Coherex Medical (Salt Lake City) reported that it has closed a $16.5 million Series B preferred stock financing. After the close of this investment, Coherex has now raised nearly $28 million in equity financing from outside funding sources since inception.
Spring Capital (Baltimore, Maryland) and Oxford Bioscience Partners (Boston) were co-lead investors on this financing, and both venture capital firms participated in Coherex' prior Series A preferred stock financing. Also joining Spring and Oxford in Coherex' Series B financing were Tullis Health Investors (Stamford, Connecticut) a venture capital firm focused on the healthcare industry, and a strategic investor.
The company said in June that the Coherex FlatStent EF was the first "in-tunnel" device to receive CE mark clearance for closing patent foramen ovale (PFO), a heart defect found in approximately 20% of the worldwide population (Medical Device Daily July, 9, 2009).
"The funding will be used to help us launch the [Coherex FlatStent EF] in the U.S.," Trent Loveless, Coherex CFO told Medical Device Daily. "It's also going to aid in our launch of a clinical trial for the product which will be sometime in 2010."
He added that the company was pleased to be able to raise this level of funding in a difficult time and that it had very strong support from its investors.
In other financing activity:
• Cerus (Concord, California) reported that it has entered into definitive agreements with selected investors to sell 6 million units, with each unit consisting of (i) one share of the company's common stock and (ii) a warrant to purchase 0.4 of a share of the company's common stock for gross proceeds of approximately $13.2 million in a "registered direct" offering.
The company estimates that net proceeds from the offering will be nearly $12.2 million, after deducting placement agent fees and estimated offering expenses.
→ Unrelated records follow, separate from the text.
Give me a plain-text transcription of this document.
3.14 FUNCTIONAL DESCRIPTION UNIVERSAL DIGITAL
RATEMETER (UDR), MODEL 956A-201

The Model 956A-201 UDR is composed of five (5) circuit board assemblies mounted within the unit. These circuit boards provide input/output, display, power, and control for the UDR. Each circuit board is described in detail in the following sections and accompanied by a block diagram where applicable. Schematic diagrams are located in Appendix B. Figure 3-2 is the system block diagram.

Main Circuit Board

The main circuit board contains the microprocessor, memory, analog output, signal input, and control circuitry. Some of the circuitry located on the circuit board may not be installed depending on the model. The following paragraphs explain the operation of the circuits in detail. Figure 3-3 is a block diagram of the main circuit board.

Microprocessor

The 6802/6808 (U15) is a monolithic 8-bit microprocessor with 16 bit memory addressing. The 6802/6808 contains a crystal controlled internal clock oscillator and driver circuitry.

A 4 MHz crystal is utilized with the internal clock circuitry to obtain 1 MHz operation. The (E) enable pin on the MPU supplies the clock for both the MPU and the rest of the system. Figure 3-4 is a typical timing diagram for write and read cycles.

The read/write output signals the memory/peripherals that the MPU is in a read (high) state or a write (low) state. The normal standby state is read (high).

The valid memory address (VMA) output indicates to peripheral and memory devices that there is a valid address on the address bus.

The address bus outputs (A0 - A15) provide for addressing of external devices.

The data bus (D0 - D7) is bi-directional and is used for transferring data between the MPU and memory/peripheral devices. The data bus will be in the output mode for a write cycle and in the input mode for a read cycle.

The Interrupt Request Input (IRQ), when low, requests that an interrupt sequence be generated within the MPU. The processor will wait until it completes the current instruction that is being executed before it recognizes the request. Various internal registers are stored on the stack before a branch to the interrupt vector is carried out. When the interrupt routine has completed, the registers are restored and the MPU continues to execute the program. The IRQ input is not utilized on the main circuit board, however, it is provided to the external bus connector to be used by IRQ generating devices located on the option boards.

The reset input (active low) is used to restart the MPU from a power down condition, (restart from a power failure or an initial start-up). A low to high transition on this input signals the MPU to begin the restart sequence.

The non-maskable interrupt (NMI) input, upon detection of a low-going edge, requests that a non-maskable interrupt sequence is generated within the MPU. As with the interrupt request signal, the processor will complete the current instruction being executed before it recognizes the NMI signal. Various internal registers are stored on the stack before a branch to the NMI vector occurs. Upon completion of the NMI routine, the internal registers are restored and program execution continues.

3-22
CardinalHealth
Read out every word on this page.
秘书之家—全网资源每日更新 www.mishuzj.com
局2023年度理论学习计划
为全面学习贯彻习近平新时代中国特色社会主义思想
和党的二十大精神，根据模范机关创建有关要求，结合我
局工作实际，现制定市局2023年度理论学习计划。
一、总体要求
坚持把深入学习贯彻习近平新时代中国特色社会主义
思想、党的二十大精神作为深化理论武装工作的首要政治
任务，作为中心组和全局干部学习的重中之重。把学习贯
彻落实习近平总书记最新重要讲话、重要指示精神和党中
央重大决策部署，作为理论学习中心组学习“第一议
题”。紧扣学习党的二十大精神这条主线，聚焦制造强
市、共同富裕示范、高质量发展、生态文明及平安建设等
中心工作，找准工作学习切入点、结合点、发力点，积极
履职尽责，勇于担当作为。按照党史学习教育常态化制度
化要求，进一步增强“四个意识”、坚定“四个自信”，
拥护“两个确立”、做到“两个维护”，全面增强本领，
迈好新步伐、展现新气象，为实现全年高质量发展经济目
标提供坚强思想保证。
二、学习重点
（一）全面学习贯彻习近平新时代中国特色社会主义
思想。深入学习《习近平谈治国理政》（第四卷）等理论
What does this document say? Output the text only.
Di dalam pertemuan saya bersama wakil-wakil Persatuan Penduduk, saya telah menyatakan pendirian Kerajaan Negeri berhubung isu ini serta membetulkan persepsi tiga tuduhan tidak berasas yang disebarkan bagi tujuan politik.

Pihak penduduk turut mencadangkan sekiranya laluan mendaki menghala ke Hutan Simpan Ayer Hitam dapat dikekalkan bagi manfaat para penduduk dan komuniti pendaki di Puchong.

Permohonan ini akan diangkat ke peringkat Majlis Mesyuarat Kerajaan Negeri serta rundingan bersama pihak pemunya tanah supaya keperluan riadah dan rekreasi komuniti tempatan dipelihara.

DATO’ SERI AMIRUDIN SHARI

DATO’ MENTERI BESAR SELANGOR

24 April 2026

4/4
The investors have agreed to purchase the units at a purchase price of $2.20 per unit.
The warrants, which represent the right to acquire an aggregate of up to 2.4 million shares of the company's common stock, will have a five-year term from the date of issuance, will be exercisable beginning six months after the date of issuance and will be exercisable at a price of $2.90 per share. The transaction is expected to close on or about August 25, subject to the satisfaction of customary closing conditions. The net proceeds from the transaction are expected to be used for working capital and general corporate purposes.
Cowen and Co., a subsidiary of Cowen Group (New York), acted as the exclusive placement agent for the transaction.
• Cell Therapeutics (Seattle) reported that it has entered into an agreement to sell $30 million of shares of its Series 2 preferred stock and warrants to purchase shares of its common stock in a registered offering to a single institutional investor. Each share of Series 2 preferred stock is convertible at the option of the holder, at any time during its existence, into approximately 628 shares of common stock at a conversion price of $1.59125 per share of common stock for a total of approximately 18,853,103 common shares.
In connection with the offering, the investor received warrants to purchase up to 4,713,276 shares of common stock. The warrants have an exercise price of $1.70 per warrant share, for total potential additional proceeds to the company of nearly $8 million upon exercise of the warrants.
The company intends to use the net proceeds from the offering for working capital and general corporate purposes, which may include, among other things, paying interest on and/or retiring portions of its outstanding debt, funding research and development, preclinical and clinical trials, the preparation and filing of new drug applications, and general working capital.
Shares of the Series 2 preferred stock will receive dividends in the same amount as any dividends declared and paid on shares of common stock and have no voting rights on general corporate matters.
The closing of the offering is expected to occur on Aug. 24, at which time the company will receive the cash proceeds and deliver the securities.
Rodman & Renshaw, a wholly-owned subsidiary of Rodman & Renshaw Capital Group, (New York) acted as the exclusive placement agent for the offering.